Romney Goes All Out To Help A Friend

One July day in 1996, the Bain Capital mission of buying distressed businesses, fixing the problems and then selling them at a profit to Bain and its investors came to a screeching halt. A distraught senior parter in the firm, Robert Gay, came to Mitt Romney, the president, with a heartrending story. Two nights earlier, Gay’s 14-year-old daughter, Melissa, had taken the train from their home in Connecticut to join some friends at a party in Manhattan (turned out to be a rave party) and still hadn’t come home for almost two days now. Gay and his wife had called all her friends but still had no idea where she was. Could Mitt help them find her?

Mitt Romney speaks in Lakeland, Fla., Aug 31. AP Photo.

Romney instantly suspended all normal operations of the firm and devoted all resources to the search for “Missy” Gay. He set up command posts at La Guardia’s Marriott hotel and two locations in Manhattan. He established continuing liaison with the NYPD. He set up a dedicated 800 number, com missioned a Bain-owned printing company to crank out 200,000 fliers and other Bain retail companies to stuff the fliers, which hadn’t been posted around the city, into the bags of purchasers. Newspapers picked up on the buzz and ran a picture of Missy.

He brought together all

30 Bain partners and employees, many down from the Bain headquarters in Boston. He mined his personal Rolladex, and soon lawyers, accountants and bankers from major N.Y. brokerages and banks were in the physical search. They covered the nightclubs known to cater to the teen crowd, parks that attracted spontaneous teen gatherings and the more seedy neighborhoods where homeless were plentiful.

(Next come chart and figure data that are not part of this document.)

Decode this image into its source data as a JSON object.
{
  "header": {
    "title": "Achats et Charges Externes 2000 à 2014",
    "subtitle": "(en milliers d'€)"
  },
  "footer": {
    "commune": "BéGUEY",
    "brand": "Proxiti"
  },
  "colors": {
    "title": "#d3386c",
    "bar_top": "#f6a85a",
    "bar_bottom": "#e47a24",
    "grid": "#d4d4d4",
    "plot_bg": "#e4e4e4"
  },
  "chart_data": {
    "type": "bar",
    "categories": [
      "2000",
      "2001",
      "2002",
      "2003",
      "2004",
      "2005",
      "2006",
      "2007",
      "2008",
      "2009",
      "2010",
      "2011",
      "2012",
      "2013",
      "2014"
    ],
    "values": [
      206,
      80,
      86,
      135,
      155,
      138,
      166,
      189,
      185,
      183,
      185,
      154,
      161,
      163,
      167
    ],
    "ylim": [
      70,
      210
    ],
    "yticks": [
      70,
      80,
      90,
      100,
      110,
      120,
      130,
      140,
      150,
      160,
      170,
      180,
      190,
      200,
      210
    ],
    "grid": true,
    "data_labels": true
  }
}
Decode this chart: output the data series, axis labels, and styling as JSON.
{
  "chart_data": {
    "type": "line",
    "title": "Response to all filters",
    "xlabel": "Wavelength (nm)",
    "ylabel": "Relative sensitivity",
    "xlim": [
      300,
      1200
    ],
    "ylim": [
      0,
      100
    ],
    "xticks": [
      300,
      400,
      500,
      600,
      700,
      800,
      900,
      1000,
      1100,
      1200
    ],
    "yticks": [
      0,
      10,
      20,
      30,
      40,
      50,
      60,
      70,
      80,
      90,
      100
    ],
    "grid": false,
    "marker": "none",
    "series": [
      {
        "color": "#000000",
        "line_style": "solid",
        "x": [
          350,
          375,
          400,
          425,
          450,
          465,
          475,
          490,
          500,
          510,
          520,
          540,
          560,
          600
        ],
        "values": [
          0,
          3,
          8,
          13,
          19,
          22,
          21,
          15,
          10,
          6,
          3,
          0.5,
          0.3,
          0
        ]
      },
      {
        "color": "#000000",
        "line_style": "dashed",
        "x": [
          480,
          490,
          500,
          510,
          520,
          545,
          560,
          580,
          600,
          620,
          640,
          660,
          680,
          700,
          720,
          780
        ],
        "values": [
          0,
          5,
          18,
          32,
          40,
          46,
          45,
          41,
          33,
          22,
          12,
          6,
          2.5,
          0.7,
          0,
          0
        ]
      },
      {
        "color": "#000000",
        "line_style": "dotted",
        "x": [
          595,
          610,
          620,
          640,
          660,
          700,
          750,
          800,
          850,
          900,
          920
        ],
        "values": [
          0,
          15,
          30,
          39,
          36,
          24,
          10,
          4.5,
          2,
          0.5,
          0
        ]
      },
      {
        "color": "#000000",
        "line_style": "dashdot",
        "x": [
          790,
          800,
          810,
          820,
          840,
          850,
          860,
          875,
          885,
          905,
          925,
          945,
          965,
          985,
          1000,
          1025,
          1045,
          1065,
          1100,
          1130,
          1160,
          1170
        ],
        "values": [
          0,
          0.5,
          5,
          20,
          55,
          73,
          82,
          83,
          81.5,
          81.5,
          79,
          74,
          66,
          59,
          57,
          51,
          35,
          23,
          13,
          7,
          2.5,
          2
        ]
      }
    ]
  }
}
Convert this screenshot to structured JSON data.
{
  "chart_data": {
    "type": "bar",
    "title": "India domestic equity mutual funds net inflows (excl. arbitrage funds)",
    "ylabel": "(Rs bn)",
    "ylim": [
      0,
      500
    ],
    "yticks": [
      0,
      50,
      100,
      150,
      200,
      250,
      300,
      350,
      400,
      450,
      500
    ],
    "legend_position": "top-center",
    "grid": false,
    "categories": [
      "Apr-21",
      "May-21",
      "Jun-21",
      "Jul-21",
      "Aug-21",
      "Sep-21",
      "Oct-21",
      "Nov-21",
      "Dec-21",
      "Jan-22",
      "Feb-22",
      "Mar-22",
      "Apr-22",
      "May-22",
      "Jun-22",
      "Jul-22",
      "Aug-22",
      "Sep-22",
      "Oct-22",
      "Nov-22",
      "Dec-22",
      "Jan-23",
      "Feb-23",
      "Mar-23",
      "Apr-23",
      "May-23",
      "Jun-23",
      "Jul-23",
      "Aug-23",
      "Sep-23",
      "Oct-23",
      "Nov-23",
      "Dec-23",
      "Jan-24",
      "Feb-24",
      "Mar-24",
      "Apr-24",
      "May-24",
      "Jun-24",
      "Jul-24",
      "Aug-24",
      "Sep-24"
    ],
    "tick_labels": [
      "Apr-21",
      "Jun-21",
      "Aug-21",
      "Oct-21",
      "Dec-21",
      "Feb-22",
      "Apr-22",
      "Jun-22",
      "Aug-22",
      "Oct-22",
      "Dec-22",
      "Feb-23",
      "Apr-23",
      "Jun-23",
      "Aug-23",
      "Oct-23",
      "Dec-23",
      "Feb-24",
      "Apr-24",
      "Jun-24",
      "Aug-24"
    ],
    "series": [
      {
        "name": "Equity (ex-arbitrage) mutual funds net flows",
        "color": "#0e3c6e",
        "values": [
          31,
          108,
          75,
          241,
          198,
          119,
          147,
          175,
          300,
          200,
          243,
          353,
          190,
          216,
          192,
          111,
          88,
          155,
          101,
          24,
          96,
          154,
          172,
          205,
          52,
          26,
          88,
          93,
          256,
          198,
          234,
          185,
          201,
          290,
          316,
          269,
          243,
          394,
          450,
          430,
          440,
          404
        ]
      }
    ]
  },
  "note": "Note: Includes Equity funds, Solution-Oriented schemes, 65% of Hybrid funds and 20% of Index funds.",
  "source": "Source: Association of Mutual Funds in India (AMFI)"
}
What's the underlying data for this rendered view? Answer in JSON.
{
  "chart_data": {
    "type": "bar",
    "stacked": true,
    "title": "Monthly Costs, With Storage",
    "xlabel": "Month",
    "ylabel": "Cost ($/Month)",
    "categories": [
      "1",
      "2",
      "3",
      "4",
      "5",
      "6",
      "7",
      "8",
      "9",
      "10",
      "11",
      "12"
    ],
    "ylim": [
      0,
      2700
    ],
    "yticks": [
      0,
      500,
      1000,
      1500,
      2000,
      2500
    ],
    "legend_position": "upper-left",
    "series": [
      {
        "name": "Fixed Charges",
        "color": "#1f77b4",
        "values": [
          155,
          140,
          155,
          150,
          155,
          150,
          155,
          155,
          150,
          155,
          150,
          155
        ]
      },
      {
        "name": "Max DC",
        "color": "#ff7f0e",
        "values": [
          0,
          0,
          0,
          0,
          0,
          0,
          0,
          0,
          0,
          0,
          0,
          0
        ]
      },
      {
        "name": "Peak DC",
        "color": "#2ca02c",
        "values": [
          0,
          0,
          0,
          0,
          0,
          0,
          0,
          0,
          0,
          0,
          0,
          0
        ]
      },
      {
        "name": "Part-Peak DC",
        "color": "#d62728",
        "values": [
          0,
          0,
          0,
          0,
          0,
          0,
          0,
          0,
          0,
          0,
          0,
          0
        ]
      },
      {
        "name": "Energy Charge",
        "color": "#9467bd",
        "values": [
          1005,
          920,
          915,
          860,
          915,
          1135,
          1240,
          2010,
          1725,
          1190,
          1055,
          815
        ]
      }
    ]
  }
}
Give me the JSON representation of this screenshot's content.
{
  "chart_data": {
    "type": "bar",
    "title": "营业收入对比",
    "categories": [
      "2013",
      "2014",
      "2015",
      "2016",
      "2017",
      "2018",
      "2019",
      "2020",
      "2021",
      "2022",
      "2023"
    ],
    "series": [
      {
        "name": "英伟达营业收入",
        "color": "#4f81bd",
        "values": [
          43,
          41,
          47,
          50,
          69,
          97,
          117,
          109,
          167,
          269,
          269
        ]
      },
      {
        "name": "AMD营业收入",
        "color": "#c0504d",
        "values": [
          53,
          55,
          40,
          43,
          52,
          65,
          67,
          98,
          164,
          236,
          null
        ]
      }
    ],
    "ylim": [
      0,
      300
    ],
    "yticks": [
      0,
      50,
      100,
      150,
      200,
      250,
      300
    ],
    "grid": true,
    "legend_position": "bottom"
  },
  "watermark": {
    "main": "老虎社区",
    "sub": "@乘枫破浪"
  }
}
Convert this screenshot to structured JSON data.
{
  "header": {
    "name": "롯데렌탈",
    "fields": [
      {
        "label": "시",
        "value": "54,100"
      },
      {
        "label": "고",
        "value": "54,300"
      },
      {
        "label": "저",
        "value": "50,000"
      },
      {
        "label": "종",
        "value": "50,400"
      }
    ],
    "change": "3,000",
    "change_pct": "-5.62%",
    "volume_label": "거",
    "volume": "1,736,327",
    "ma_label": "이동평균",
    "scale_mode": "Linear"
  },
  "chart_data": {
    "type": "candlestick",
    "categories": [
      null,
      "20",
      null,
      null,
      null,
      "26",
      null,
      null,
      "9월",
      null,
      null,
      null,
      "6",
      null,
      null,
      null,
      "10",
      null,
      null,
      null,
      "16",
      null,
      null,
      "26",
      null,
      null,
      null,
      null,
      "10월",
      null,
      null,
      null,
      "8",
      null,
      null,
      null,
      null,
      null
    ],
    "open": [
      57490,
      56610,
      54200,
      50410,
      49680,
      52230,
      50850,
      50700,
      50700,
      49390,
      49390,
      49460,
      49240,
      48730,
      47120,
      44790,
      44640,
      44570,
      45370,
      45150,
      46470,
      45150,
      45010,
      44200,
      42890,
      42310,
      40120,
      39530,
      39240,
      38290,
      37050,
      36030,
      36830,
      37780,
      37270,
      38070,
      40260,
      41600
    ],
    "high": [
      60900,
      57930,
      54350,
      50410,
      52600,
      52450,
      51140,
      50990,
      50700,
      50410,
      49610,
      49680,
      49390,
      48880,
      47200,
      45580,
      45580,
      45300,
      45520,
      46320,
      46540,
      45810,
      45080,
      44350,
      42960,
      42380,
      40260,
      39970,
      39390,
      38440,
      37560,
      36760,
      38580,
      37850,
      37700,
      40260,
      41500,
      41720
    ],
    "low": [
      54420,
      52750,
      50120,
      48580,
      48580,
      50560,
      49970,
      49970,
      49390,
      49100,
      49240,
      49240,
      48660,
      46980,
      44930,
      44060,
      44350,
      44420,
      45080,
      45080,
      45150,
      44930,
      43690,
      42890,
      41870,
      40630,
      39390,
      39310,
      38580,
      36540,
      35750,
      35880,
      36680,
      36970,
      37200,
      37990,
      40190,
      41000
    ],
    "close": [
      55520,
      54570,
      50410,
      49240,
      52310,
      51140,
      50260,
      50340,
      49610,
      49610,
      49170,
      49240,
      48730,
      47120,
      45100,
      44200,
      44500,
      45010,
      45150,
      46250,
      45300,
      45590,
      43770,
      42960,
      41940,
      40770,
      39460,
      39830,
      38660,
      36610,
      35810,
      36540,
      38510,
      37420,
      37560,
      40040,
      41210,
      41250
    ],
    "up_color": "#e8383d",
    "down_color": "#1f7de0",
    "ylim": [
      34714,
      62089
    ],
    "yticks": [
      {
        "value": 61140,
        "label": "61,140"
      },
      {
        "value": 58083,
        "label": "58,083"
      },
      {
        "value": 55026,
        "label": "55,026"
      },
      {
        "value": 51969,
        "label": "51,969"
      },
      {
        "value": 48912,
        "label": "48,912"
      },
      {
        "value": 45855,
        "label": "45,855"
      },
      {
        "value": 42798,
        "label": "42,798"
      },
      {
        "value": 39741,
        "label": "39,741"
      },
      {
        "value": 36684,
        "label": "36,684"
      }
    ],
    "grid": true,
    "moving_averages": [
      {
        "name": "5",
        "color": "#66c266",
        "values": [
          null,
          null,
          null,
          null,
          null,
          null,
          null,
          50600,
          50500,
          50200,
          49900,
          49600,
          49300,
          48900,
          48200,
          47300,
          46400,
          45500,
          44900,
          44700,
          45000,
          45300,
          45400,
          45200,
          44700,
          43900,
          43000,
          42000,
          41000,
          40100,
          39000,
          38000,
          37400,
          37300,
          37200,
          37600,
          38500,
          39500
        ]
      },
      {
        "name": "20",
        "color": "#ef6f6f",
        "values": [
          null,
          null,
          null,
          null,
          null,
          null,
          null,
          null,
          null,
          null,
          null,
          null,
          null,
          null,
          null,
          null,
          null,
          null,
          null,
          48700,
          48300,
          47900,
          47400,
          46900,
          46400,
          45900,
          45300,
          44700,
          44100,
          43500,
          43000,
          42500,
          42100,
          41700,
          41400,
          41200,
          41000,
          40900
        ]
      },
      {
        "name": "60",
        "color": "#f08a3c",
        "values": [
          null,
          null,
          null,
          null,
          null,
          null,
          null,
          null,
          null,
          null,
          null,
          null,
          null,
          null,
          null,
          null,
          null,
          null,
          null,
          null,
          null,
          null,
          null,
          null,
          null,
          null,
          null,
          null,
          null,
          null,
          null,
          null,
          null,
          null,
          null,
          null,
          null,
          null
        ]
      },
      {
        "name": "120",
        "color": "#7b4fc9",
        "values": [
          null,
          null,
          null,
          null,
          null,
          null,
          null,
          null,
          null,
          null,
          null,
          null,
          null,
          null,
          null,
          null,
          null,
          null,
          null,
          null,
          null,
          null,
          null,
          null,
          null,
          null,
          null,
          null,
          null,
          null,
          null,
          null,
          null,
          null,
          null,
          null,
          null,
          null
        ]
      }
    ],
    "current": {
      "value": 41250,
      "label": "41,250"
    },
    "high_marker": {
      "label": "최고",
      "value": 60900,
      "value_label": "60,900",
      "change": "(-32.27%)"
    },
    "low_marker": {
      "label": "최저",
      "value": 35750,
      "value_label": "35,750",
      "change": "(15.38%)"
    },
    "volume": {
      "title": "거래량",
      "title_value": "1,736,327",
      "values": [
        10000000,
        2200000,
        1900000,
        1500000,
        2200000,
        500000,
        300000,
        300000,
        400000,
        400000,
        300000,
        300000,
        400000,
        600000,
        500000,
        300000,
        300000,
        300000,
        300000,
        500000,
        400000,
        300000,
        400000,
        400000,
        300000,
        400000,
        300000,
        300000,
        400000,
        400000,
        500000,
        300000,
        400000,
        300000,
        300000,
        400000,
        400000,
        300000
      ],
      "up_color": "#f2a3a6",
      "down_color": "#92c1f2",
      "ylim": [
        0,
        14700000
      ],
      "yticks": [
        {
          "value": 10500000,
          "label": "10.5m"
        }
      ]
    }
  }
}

Although they didn’t find Melissa, they learned she had last been seen partying in a park beneath the Whitestone Bridge in Brooklyn. Nearly a week passed when a teenage-sounding boy called from New Jersey and asked if there was a reward for information on the missing girl. He hung up abruptly, but not before his call was traced by the police. When confronted, the boy pinpointed a neighbor’s house where he had seen unusual activity.

The police followed the lead and found Missy in the basement of the house, cold, and still very ill from an overdose of the drug Ecstacy. The 17-year-old neighbor boy had met her at the party, given her several hits of the drug (common at rave parties) and brought her home, unbeknownst even to his parents. She was returned to her tearfully grateful parents, no charges were filed and – as might be expected – her affluent teenage friends ridiculed the “overreaction” by her parents and the other adults involved (like the Bain employees), and asserted Missy was never in danger and was about to call her parents to pick her up anyway. Of course, some media actually spun it that way.

At the end of 1996, in choosing the highlight of the year, the Bain employees unanimously chose the recovery of Missy Gay. Robert Gay credited Mitt Romney for saving his daughter’s life: “It was the most amazing thing, and I’ll never forget this to the day I die.”

Internet fact checker Snopes.com gives the story an emphatic “true,” adding, “Mitt Romney simply can’t help himself. He sees a problem and his mind immediately sets to work solving it, sometimes consciously, sometimes not- so-consciously. He doesn’t do it for self aggrandizement or personal gain. He does it because that’s just the way he’s wired.”

That’s the guy who needs to be our president right now!